The 1870s did, though, produce the Requiem, and that is no small achievement. As already mentioned, the origins of the piece began in 1868 with Verdi's suggestion for a composite Requiem in honour of Rossini, to be written by ‘the most distinguished Italian composers’. This was duly completed but plans to perform the piece came to nothing; in April 1873 Verdi's contribution, the ‘Libera me’ movement, was returned to him. It seems likely that about that time he decided to write an entire Requiem himself, a decision perhaps precipitated, perhaps strengthened, by the death in May of Alessandro Manzoni, to whom the work was dedicated.

In the circumstances, it is probably inevitable that the theatrical nature of the Requiem should be a principal matter for debate: Hans von Bülow famously referred to it as an ‘Oper in Kirchengewande’ (opera in ecclesiastical dress) even before its first performance. Such sentiments can only be strengthened by the knowledge that a duet for Carlos and Philip, discarded from Don Carlos during rehearsals in Paris, formed the basis of the ‘Lacrymosa’ section of the Dies irae. More operatic still is the manner in which the soloists occasionally take on what can only be called ‘personalities’. This is most noticeable in the final ‘Libera me’, in which the soprano, isolated from the other soloists, seems in active dialogue with both the chorus and the orchestra, for all the world like a beleaguered heroine trying finally to make sense of the world in which she has been cast.

On the other hand we should not exaggerate. The main theme of the ‘Lacrymosa’ may have originated in an opera, but it develops in a markedly different fashion, without the vocal contrasts that almost invariably fuel Verdian musical drama. In fact, none of the ensemble scenes or choruses (of which there is an unoperatic preponderance) remotely resembles the texture of their operatic equivalents, in particular by their frequent employment of contrapuntal writing and by the relative lack of differentiation between individuals. What is more, the levels of purely musical connection (particularly in motivic and harmonic gestures) are far greater than Verdi would have deemed appropriate in a drama, where contrast and tension between characters is so important a part of the effect.
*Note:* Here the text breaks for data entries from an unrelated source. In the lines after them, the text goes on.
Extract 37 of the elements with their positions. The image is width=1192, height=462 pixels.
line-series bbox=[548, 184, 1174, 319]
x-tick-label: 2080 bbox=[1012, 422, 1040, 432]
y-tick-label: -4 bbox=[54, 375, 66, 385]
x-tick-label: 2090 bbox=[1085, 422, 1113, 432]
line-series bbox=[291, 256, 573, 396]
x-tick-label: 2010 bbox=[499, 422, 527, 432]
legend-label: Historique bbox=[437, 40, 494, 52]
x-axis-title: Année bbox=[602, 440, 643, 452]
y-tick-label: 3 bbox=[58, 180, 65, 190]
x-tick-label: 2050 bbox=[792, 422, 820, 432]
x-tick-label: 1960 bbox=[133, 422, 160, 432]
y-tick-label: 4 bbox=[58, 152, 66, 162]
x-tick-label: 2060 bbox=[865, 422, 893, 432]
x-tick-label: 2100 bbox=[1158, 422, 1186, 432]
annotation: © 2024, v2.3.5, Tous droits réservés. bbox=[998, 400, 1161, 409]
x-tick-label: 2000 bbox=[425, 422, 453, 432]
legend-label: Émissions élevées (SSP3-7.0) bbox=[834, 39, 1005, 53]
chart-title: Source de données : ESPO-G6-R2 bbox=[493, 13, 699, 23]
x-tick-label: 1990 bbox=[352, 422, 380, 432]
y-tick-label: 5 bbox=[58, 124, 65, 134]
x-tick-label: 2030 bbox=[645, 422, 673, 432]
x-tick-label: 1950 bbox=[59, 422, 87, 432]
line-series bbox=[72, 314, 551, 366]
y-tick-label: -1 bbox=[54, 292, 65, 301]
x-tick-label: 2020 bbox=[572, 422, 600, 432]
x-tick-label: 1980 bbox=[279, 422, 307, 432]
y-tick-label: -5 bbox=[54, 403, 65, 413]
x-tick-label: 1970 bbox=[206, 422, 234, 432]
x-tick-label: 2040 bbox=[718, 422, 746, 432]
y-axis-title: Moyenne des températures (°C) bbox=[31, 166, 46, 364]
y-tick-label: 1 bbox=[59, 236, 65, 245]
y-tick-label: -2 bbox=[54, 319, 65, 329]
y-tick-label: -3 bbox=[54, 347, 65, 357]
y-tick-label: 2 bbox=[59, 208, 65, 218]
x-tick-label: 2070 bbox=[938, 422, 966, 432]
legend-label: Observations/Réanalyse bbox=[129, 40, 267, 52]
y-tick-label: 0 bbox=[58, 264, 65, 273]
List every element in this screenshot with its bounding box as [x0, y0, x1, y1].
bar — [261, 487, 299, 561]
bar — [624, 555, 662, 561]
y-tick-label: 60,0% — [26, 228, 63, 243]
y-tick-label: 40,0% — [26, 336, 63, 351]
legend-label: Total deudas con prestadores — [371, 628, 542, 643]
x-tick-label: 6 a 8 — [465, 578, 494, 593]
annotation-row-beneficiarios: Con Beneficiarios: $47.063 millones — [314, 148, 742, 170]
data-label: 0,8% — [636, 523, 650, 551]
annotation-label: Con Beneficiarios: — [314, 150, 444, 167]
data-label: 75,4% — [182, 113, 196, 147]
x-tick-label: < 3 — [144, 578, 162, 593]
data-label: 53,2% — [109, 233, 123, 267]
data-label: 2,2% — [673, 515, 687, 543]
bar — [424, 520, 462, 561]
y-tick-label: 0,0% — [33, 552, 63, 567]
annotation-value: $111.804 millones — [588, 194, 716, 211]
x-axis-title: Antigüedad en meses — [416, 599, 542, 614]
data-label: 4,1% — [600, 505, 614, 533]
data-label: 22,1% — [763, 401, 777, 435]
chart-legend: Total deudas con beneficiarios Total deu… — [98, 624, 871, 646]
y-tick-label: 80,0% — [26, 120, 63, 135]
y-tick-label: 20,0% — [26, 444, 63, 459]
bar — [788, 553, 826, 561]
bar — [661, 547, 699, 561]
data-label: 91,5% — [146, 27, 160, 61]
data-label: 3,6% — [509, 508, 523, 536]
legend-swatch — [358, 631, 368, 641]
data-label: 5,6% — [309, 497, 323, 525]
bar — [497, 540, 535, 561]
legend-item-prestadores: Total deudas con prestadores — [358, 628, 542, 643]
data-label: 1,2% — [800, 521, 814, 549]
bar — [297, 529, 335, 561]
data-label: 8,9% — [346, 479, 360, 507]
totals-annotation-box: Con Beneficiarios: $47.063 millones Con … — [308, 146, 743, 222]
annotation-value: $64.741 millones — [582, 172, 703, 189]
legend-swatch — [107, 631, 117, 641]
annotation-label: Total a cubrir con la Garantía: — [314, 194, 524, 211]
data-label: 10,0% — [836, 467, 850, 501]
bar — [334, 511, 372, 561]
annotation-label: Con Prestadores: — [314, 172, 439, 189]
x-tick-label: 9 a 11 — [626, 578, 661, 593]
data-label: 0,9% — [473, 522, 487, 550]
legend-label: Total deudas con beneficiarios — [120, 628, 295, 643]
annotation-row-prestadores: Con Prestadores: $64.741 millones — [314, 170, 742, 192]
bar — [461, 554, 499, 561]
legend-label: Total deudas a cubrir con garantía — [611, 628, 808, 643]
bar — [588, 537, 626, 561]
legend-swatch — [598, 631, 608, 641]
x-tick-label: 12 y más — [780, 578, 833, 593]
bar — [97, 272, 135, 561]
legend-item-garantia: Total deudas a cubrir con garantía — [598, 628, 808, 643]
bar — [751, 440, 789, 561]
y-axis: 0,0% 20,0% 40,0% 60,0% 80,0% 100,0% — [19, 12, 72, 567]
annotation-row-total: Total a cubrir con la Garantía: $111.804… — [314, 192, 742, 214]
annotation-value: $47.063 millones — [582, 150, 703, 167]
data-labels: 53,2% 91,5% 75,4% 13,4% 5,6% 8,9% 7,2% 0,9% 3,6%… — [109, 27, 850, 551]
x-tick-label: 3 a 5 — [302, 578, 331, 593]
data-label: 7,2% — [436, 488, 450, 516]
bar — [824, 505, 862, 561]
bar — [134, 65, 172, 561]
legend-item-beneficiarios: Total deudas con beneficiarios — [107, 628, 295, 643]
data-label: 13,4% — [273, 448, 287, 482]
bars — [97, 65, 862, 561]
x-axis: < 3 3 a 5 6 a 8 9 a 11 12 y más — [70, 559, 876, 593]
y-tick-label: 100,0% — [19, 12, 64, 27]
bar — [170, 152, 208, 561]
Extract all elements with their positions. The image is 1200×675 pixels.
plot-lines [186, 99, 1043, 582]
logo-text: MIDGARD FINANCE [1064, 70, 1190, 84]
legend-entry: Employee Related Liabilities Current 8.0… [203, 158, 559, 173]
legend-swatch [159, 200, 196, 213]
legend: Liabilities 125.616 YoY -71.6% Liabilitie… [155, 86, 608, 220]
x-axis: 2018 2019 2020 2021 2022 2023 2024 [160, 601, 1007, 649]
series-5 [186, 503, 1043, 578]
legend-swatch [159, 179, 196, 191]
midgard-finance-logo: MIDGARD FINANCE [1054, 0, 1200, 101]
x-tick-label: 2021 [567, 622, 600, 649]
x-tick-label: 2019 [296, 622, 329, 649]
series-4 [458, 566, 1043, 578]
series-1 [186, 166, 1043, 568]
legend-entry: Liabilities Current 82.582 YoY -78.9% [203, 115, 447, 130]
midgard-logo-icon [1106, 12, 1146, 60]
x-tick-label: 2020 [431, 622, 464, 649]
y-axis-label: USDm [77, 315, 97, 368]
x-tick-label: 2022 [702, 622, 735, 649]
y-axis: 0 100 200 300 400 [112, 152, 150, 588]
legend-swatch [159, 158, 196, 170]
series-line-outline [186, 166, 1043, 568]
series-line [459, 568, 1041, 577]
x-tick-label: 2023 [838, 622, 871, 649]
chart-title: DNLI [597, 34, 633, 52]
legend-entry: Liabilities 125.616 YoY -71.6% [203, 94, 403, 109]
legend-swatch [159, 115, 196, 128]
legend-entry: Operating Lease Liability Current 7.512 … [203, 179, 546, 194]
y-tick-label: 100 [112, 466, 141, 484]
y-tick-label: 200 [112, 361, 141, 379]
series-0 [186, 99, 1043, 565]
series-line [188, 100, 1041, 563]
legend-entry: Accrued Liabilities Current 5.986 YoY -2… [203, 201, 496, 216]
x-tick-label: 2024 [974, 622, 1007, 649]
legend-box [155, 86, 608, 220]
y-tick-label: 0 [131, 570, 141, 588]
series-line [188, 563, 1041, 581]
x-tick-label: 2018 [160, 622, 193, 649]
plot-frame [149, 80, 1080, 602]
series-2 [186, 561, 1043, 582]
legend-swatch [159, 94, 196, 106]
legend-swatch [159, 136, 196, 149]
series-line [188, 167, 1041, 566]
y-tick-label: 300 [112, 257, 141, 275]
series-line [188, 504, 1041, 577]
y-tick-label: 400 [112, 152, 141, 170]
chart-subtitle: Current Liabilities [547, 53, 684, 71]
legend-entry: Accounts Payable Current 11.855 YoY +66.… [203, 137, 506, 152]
But the presence of that counterpoint may perhaps recall those admonitions to future conservatory pupils, to study fugue rather than ‘modern [i.e. foreign or foreign-influenced] operas’, which might in turn recall that Verdi's original idea for a composite Requiem was as a celebration of Italian art and artists during a period he thought of as in cultural crisis: as he said in his first letter about the project, ‘I would like no foreign hand, no hand alien to art, no matter how powerful, to lend his assistance. In this case I would withdraw at once from the association’. In that sense, the decision to write a Requiem, and thus to celebrate through counterpoint a glorious era in Italy's musical past, makes the work as ‘political’ as any of the composer's operas.